Vegana, nutricionista com especialização em Nutrição Comportamental e integrante da Sociedade Vegetariana Brasileira, Jéssica Schuster esclarece algumas dúvidas para quem está pensando em parar de comer carne.
Como carne todos os dias. Consigo me tornar vegetariano?
Quando alguém quer se tornar vegetariano, oriento que, primeiro, fortaleça suas razões para isso. Procure saber como os animais que comemos são tratados e mortos, os impactos que a criação de animais causa no meio ambiente e os benefícios à saúde de uma alimentação vegetariana. Dois documentários importantes e que abordam esses aspectos estão disponíveis on-line: A Carne é Fraca e Terráqueos. O próximo passo é pesquisar receitas e organizar um cardápio vegetariano (nisso um nutricionista especialista pode ajudar) e se desafiar a ficar pelo menos uma semana sem consumir qualquer tipo de carne. Eu me propus a ficar 21 dias e nunca mais quis colocar o pedaço de um animal morto na boca. Em menos de um mês, parei também com os laticínios e com os ovos. Acredito que a transição para o veganismo é uma evolução natural.
Mas quando não como carne, fico com fome…
Isso só acontece quando a pessoa não faz as substituições corretamente. Montando um prato vegetariano equilibrado e comendo até ficarmos satisfeitos, a saciedade permanece por até seis horas.
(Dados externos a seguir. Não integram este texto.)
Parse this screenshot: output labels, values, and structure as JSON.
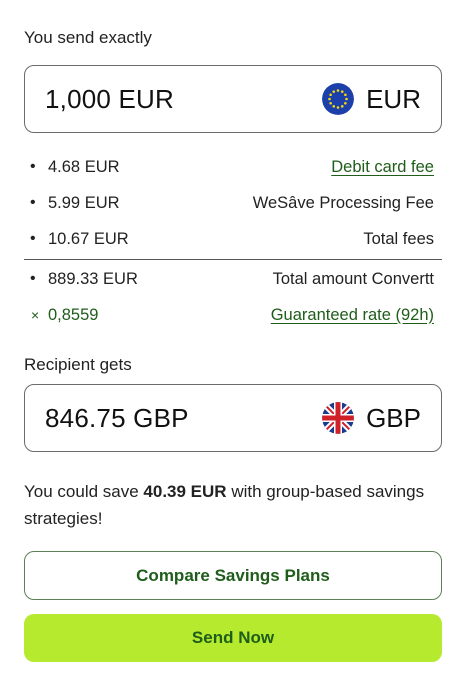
{
  "send": {
    "label": "You send exactly",
    "amount": "1,000 EUR",
    "currency": "EUR",
    "flag_icon": "eu-flag-icon"
  },
  "fees": {
    "rows": [
      {
        "bullet": "•",
        "amount": "4.68 EUR",
        "label": "Debit card fee"
      },
      {
        "bullet": "•",
        "amount": "5.99 EUR",
        "label": "WeSâve Processing Fee"
      },
      {
        "bullet": "•",
        "amount": "10.67 EUR",
        "label": "Total fees"
      },
      {
        "bullet": "•",
        "amount": "889.33 EUR",
        "label": "Total amount Convertt"
      },
      {
        "bullet": "×",
        "amount": "0,8559",
        "label": "Guaranteed rate (92h)"
      }
    ]
  },
  "receive": {
    "label": "Recipient gets",
    "amount": "846.75 GBP",
    "currency": "GBP",
    "flag_icon": "uk-flag-icon"
  },
  "savings": {
    "prefix": "You could save ",
    "amount": "40.39 EUR",
    "suffix": " with group-based savings strategies!"
  },
  "buttons": {
    "compare": "Compare Savings Plans",
    "send": "Send Now"
  },
  "colors": {
    "accent_green": "#1f5d1a",
    "send_button_bg": "#b5ea2e"
  }
}
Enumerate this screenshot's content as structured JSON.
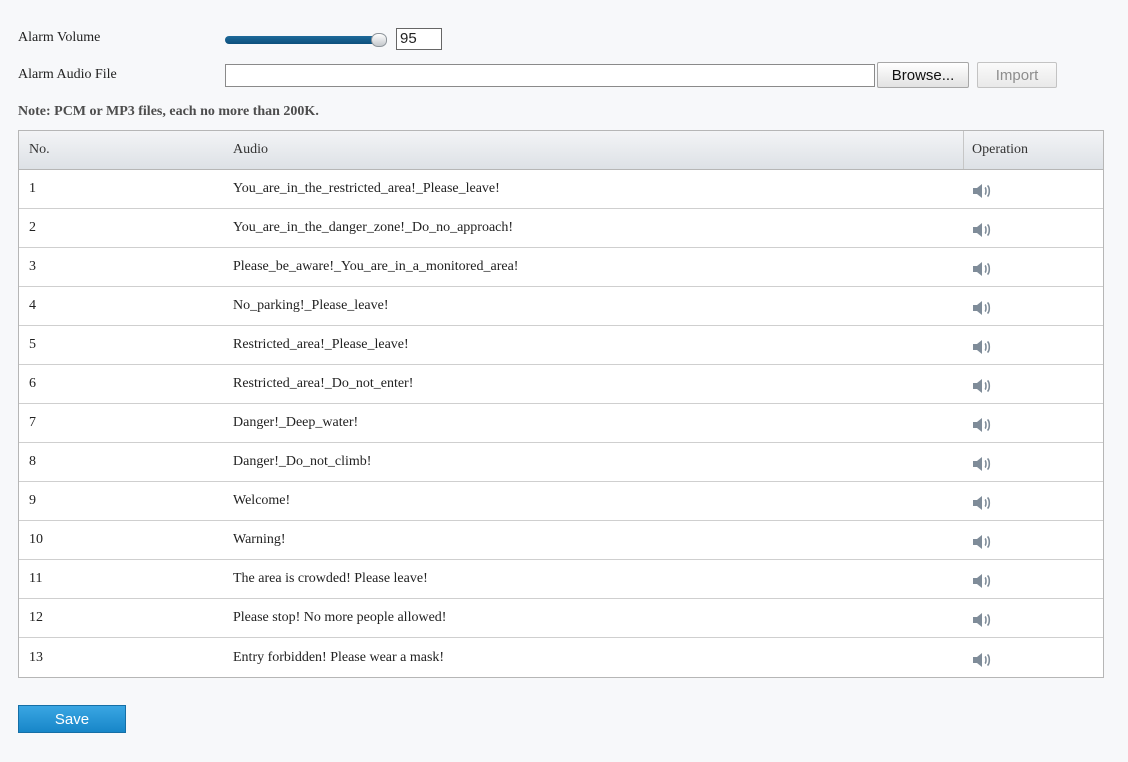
{
  "form": {
    "alarm_volume_label": "Alarm Volume",
    "alarm_volume_value": "95",
    "alarm_volume_level": 95,
    "alarm_audio_file_label": "Alarm Audio File",
    "alarm_audio_file_value": "",
    "browse_label": "Browse...",
    "import_label": "Import",
    "note": "Note: PCM or MP3 files, each no more than 200K."
  },
  "table": {
    "headers": {
      "no": "No.",
      "audio": "Audio",
      "operation": "Operation"
    },
    "rows": [
      {
        "no": "1",
        "audio": "You_are_in_the_restricted_area!_Please_leave!"
      },
      {
        "no": "2",
        "audio": "You_are_in_the_danger_zone!_Do_no_approach!"
      },
      {
        "no": "3",
        "audio": "Please_be_aware!_You_are_in_a_monitored_area!"
      },
      {
        "no": "4",
        "audio": "No_parking!_Please_leave!"
      },
      {
        "no": "5",
        "audio": "Restricted_area!_Please_leave!"
      },
      {
        "no": "6",
        "audio": "Restricted_area!_Do_not_enter!"
      },
      {
        "no": "7",
        "audio": "Danger!_Deep_water!"
      },
      {
        "no": "8",
        "audio": "Danger!_Do_not_climb!"
      },
      {
        "no": "9",
        "audio": "Welcome!"
      },
      {
        "no": "10",
        "audio": "Warning!"
      },
      {
        "no": "11",
        "audio": "The area is crowded! Please leave!"
      },
      {
        "no": "12",
        "audio": "Please stop! No more people allowed!"
      },
      {
        "no": "13",
        "audio": "Entry forbidden! Please wear a mask!"
      }
    ],
    "operation_icon": "speaker-play-icon"
  },
  "footer": {
    "save_label": "Save"
  },
  "colors": {
    "slider_track": "#0c4f7c",
    "save_button": "#2196d9",
    "disabled_text": "#8d8d8d"
  }
}
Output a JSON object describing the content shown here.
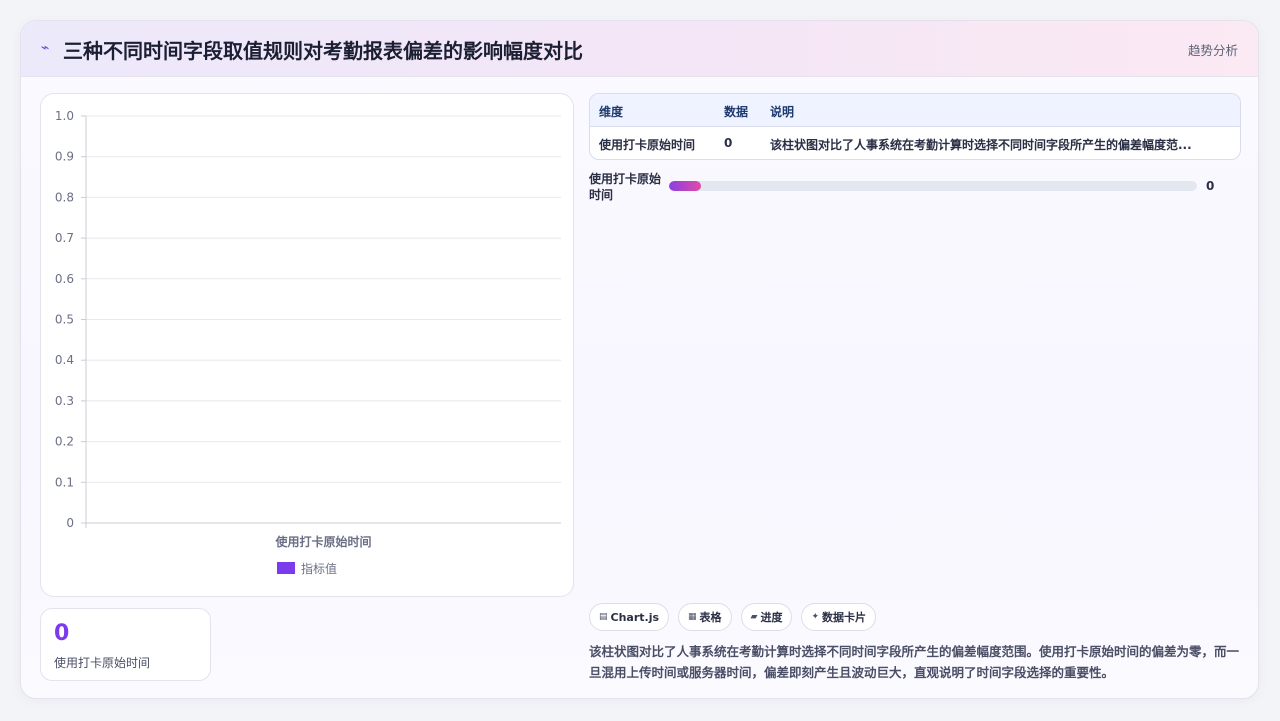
{
  "header": {
    "icon": "trend-icon",
    "title": "三种不同时间字段取值规则对考勤报表偏差的影响幅度对比",
    "tag": "趋势分析"
  },
  "chart_data": {
    "type": "bar",
    "categories": [
      "使用打卡原始时间"
    ],
    "series": [
      {
        "name": "指标值",
        "values": [
          0
        ],
        "color": "#7c3aed"
      }
    ],
    "ylim": [
      0,
      1.0
    ],
    "yticks": [
      "0",
      "0.1",
      "0.2",
      "0.3",
      "0.4",
      "0.5",
      "0.6",
      "0.7",
      "0.8",
      "0.9",
      "1.0"
    ],
    "grid": true,
    "legend": "bottom"
  },
  "stat": {
    "value": "0",
    "label": "使用打卡原始时间"
  },
  "table": {
    "headers": [
      "维度",
      "数据",
      "说明"
    ],
    "rows": [
      [
        "使用打卡原始时间",
        "0",
        "该柱状图对比了人事系统在考勤计算时选择不同时间字段所产生的偏差幅度范..."
      ]
    ]
  },
  "progress": {
    "label": "使用打卡原始时间",
    "value": "0",
    "fraction": 0
  },
  "chips": [
    {
      "icon": "chart-icon",
      "glyph": "▤",
      "label": "Chart.js"
    },
    {
      "icon": "table-icon",
      "glyph": "▦",
      "label": "表格"
    },
    {
      "icon": "progress-icon",
      "glyph": "▰",
      "label": "进度"
    },
    {
      "icon": "sparkle-icon",
      "glyph": "✦",
      "label": "数据卡片"
    }
  ],
  "description": "该柱状图对比了人事系统在考勤计算时选择不同时间字段所产生的偏差幅度范围。使用打卡原始时间的偏差为零，而一旦混用上传时间或服务器时间，偏差即刻产生且波动巨大，直观说明了时间字段选择的重要性。"
}
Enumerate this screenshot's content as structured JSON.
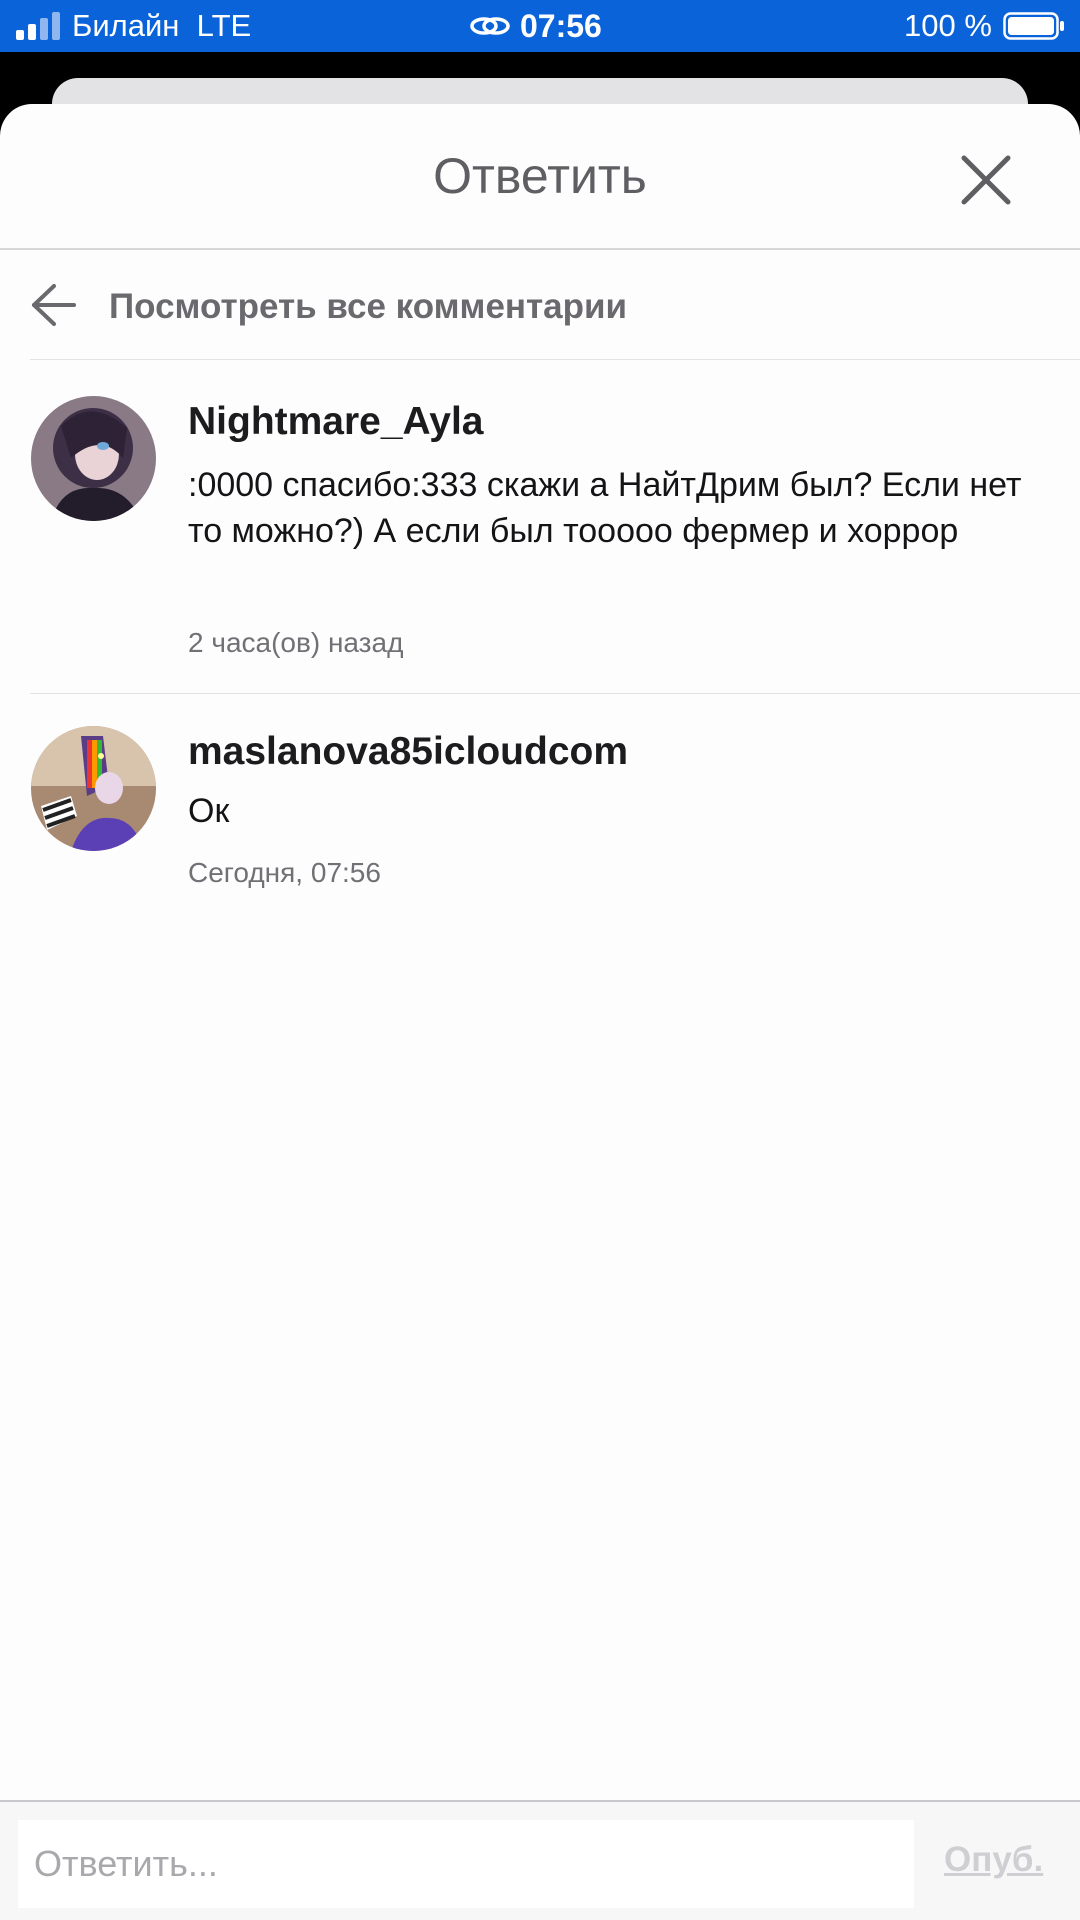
{
  "status_bar": {
    "carrier": "Билайн",
    "network": "LTE",
    "time": "07:56",
    "battery_percent": "100 %",
    "icons": [
      "signal-bars-icon",
      "link-icon",
      "battery-icon"
    ],
    "background_color": "#0b63d9"
  },
  "sheet": {
    "title": "Ответить",
    "close_icon": "close-icon"
  },
  "back_row": {
    "label": "Посмотреть все комментарии",
    "icon": "arrow-left-icon"
  },
  "comments": [
    {
      "author": "Nightmare_Ayla",
      "text": ":0000 спасибо:333 скажи а НайтДрим был? Если нет то можно?) А если был тооооо фермер и хоррор",
      "time": "2 часа(ов) назад",
      "avatar": "user-avatar"
    },
    {
      "author": "maslanova85icloudcom",
      "text": "Ок",
      "time": "Сегодня, 07:56",
      "avatar": "user-avatar"
    }
  ],
  "composer": {
    "placeholder": "Ответить...",
    "value": "",
    "publish_label": "Опуб."
  }
}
Sugiro que quem se sente assim inclua alguma leguminosa no prato, como feijão, lentilha, grão-de-bico ou ervilha. Com esses grãos, podemos fazer hambúrguer, estrogonofe, molho bolonhesa, maionese, etc.
Quais os benefícios de uma dieta sem carne?
Proteção contra todos os tipos de câncer, redução da incidência de obesidade, redução do risco de doenças cardiovasculares e diabetes. Além da saúde física, há o aspecto emocional e espiritual de não consumir animais e derivados de animais, que percebemos de forma mais sutil: mais consciência, leveza, energia, alegria, empatia, clareza mental, tranquilidade.
Mas parar de comer carne não causa deficiências nutricionais?
Esse é o maior mito da alimentação vegetariana. Com o devido planejamento, a alimentação vegetariana, mesmo a vegetariana estrita (vegana), é segura, saudável, completa, promove o crescimento e desenvolvimento adequados e pode ser adotada em qualquer fase da vida, inclusive na gestação e na infância. Os cuidados demandados são os mesmos de quem come carne e outros derivados de animais. Se houver alguma deficiência, todas são fáceis de diagnosticar por meio de exames de sangue, e então, tratar.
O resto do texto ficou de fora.